By Staff Reports
(Victorville)—Energy storage is about to take a huge step forward at the Victor Valley Wastewater Reclamation Authority plant in Victorville thanks to a grant from the California Energy Commission. The CEC has awarded VVWRA a $1.7 million dollar grant to install a flow cell battery storage system by Primus Power, and a micro-grid developed by the University of California. The VVWRA Board of Commissioners formally accepted the grant today and installation is expected to begin in August.

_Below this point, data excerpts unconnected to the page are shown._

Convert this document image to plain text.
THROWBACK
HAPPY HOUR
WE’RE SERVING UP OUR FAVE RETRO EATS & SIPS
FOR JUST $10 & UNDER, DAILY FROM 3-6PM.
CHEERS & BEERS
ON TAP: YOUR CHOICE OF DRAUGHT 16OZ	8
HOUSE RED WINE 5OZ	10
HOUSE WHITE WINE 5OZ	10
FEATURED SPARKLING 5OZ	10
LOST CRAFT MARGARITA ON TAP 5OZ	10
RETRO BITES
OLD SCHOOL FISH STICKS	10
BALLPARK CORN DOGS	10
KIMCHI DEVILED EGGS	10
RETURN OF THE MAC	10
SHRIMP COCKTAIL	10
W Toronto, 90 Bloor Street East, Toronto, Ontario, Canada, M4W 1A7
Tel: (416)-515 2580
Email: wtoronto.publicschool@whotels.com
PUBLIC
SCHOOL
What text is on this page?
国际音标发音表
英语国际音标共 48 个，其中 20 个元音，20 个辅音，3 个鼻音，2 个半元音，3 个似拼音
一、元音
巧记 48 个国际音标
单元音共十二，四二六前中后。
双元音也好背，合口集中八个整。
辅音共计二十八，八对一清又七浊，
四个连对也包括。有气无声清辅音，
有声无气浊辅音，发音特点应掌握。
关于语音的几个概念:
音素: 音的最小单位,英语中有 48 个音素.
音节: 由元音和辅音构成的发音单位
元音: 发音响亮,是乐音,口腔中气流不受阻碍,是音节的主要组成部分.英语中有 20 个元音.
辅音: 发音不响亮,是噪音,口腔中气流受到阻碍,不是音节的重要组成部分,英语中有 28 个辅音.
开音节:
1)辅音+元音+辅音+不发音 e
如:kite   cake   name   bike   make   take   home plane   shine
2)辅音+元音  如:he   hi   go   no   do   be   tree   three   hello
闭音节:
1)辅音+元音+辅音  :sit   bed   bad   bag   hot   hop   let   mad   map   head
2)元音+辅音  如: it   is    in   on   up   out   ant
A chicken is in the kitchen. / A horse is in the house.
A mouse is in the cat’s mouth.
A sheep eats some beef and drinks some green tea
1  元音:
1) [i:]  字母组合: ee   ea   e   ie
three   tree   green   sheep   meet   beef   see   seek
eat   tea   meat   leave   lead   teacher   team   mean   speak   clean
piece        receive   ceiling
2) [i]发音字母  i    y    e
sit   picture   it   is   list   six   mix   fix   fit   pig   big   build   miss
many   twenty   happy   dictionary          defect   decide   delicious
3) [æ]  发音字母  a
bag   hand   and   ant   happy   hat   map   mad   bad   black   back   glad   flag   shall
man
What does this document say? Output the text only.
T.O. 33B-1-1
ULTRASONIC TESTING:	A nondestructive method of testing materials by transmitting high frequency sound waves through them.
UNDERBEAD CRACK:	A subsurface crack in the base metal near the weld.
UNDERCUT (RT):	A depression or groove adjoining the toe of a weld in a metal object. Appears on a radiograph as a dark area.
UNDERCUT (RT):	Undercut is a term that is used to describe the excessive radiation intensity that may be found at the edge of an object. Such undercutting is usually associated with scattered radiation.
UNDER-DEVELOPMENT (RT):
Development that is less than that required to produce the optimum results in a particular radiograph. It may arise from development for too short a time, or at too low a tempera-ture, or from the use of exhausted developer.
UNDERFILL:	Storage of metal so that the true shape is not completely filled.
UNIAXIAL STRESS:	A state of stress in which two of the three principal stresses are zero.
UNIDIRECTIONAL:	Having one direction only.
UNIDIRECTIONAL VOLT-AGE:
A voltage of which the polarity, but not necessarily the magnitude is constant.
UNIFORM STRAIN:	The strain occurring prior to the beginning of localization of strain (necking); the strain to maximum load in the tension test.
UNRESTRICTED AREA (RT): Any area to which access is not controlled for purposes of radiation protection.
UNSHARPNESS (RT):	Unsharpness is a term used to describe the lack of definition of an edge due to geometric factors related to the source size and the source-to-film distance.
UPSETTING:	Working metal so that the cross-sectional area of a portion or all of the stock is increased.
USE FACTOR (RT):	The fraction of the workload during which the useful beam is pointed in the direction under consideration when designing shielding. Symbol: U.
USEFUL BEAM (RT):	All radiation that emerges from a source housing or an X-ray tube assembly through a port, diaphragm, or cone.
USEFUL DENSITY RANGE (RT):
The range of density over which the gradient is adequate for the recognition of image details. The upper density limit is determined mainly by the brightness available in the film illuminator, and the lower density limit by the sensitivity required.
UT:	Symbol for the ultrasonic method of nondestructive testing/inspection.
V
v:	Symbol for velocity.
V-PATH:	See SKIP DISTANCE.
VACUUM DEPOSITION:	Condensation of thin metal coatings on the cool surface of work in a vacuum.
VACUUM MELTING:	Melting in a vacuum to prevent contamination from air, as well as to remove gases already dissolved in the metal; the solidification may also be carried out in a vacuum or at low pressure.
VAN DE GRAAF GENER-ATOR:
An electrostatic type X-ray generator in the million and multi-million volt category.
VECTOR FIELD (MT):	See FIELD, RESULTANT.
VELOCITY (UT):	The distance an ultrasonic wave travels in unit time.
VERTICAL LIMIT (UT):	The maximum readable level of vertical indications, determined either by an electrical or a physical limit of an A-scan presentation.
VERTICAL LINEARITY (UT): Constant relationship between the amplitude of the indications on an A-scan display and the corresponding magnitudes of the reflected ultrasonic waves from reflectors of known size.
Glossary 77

The flow cell battery storage and microgrid system will enable VVWRA to store and manage excess electricity generated at the Victorville plant, making power available during power outages caused by regular maintenance, equipment failure or other unforeseen occurrences. The microgrid will assure a consistent flow of electricity and give VVWRA employees more flexibility in operating the facility. VVWRA is currently capable of producing up to 1.6 megawatts of electricity through its Waste to Energy Program. On average, the VVWRA plant requires 1.2 megawatts to operate. A portion of the additional power will be stored in the Primus battery system, while the rest will be exported to the grid. The power exports may help offset the energy demands from the new subregional water recycling facilities being built in Apple Valley and Hesperia.
The project will enable VVWRA to modify its agreement with Southern California Edison to allow Net Energy Metering (NEM) in July of 2017. NEM will reduce VVWRA’s energy costs by approximately $400,000 per year and enable the Authority to sell renewable energy to the grid. “Selling renewable power to the electrical grid will create a new revenue source for VVWRA”, said VVWRA General Manager Logan Olds. “The grant also enables VVWRA to continue on its path towards energy neutrality, which means we will produce as much power as we use. All while exporting clean carbon neutral renewable power to the grid, and increasing our production of recycled water.”
VVWRA’s Waste to Energy Program consists of capturing and cleaning naturally occurring methane or bio-gas from the waste at the plant. The bio-gas is used to power a pair of 800 kwh 2G generators. VVWRA has been able to produce 90% or more of the electricity needed to power its operations, with the hope of becoming 100% energy neutral in the near future by exporting power. The CEC grant and brings VVWRA much closer to that goal.